Writer: Minhua Chu
Editor: Justin Fischer
On May 10, 2021, the National Healthcare Secruity Adminstration (NHSA) and National Health Commission (NHC) jointly released the “Guidelines on Establishing and Improving the ‘Double Channel’ Management Mechanism for Medicines on the NDRL Negotiation List”.
The so-called dual channel refers to the two sales channels for newly listed high-cost drugs through China’s National Drug Reimbursement List (NDRL). It means that patients can purchase certain drugs in designated retail pharmacies and the fees are covered by basic medical insurance (BMI). For the first time ever in China, sales channels outside of hospitals have are permitted to carry NDRL-negotiated drugs at the national level.
In recent years, several innovative drugs on the NDRL have rapidly progressed through the negotiation pathway. However, some patients have found that certain drugs are not available in hospitals. This is because the level of drug accessibility to the hospitals remains the same, while the frequency of NDRL negotiations has accelerated significantly.
Before reforms were introduced, innovative drugs were first channeled through hospitals and then listed on the NDRL. Now, this process is reveresed for many drugs. This change requires rapid access to hospitals in the short term. Because the negotiation period is two years, it is more likely to expire before even being introduced at a hospital.
The new regulation may help to alleviate this situation. Its purpose is to introduce flexible and widely-distributed services at designated retail pharmacies, put them into NDRL's supply of negotiated drugs, increase supply channels and improve accessibility.

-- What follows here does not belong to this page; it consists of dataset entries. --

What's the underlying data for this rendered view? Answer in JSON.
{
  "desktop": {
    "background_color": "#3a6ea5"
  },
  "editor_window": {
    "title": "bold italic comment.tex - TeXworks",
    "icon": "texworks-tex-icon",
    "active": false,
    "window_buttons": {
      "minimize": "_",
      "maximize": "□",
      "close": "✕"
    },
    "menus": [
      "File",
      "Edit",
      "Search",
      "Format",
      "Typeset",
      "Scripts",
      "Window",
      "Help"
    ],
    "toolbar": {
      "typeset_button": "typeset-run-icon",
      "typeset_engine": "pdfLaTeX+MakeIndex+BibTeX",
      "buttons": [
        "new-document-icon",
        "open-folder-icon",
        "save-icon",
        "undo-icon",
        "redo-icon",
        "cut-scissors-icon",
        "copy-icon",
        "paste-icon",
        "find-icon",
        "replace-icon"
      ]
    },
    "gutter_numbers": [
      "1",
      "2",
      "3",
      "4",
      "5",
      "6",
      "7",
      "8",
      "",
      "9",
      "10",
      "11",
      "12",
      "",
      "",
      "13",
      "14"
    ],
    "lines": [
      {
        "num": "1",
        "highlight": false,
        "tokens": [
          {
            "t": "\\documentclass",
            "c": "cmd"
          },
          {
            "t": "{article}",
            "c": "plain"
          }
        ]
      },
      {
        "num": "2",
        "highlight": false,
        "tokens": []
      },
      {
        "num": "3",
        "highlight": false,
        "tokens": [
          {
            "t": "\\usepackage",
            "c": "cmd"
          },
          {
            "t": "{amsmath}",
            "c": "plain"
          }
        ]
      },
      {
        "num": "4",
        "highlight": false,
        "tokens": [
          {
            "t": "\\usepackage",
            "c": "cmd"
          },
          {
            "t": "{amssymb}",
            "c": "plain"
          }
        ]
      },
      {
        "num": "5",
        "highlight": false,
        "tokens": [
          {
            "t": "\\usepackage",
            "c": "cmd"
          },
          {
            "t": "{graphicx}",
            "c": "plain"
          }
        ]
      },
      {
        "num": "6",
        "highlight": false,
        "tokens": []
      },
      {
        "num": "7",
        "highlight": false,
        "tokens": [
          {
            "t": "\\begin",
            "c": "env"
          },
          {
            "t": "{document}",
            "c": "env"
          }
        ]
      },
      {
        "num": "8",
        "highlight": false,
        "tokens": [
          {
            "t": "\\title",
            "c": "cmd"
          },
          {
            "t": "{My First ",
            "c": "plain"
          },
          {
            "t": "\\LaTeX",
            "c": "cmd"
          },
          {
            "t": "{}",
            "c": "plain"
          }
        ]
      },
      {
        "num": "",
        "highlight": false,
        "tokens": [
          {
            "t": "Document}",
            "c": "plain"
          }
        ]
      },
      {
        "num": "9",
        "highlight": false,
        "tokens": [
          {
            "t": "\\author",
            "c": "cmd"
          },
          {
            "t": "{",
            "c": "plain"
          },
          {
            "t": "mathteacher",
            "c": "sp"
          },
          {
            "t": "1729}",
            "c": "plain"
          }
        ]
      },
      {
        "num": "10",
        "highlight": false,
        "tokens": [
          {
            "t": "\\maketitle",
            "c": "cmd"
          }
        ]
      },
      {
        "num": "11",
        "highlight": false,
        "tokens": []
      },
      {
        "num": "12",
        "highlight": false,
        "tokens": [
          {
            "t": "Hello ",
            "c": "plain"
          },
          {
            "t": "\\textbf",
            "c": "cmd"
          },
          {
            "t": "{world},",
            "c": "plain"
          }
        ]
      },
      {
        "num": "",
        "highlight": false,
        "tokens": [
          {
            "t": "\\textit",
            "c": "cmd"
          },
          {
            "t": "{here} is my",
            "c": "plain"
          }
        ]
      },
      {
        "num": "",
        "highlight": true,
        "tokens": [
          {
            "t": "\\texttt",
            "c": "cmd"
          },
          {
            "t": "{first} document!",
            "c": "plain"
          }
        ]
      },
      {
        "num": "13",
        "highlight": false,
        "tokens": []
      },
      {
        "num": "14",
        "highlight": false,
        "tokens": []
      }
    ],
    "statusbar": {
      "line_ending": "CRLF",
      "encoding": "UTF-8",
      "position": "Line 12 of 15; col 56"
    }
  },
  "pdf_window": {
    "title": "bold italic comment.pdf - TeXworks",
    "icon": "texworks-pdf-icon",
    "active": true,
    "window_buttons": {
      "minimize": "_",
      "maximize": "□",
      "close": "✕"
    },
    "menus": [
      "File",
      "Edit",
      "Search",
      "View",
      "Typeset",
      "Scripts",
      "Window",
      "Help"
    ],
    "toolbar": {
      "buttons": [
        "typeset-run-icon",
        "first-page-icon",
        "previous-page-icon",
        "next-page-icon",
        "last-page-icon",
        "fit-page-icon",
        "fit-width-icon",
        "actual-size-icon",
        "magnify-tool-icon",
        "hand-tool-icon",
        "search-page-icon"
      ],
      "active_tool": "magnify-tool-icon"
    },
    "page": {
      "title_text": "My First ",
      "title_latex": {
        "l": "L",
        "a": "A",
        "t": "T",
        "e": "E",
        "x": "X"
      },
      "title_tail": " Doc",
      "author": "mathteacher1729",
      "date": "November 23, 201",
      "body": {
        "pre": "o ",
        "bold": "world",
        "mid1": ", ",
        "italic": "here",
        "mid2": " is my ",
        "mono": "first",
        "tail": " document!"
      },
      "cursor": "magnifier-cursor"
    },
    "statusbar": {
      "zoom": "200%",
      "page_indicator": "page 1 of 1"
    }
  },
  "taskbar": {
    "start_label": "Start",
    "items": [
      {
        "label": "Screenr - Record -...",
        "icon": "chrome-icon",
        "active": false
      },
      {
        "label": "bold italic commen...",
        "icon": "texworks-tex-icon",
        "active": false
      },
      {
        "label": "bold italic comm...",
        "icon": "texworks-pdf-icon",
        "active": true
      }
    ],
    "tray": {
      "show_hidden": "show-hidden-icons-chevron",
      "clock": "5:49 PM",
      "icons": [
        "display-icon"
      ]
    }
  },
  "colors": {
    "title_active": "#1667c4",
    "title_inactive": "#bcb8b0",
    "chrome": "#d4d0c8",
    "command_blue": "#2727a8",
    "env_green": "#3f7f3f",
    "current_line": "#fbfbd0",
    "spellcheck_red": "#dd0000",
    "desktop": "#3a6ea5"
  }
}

The NHSA pointed out that it is up to the provincial healthcare security administration to decide which drugs are included in the dual channel system. It will implement the classification management for the negotiated drugs. Drugs in the dual channel should have high clincial value and be of urgent need. Alternative drugs will not be included in the dual channel.
Additionally, Good Pharmacovigilance Practices (GVP) was released on May 13. This is the first normative document for pharmacovigilance in China and a supporting document for the implementation of the newly revised Drug Administration Law.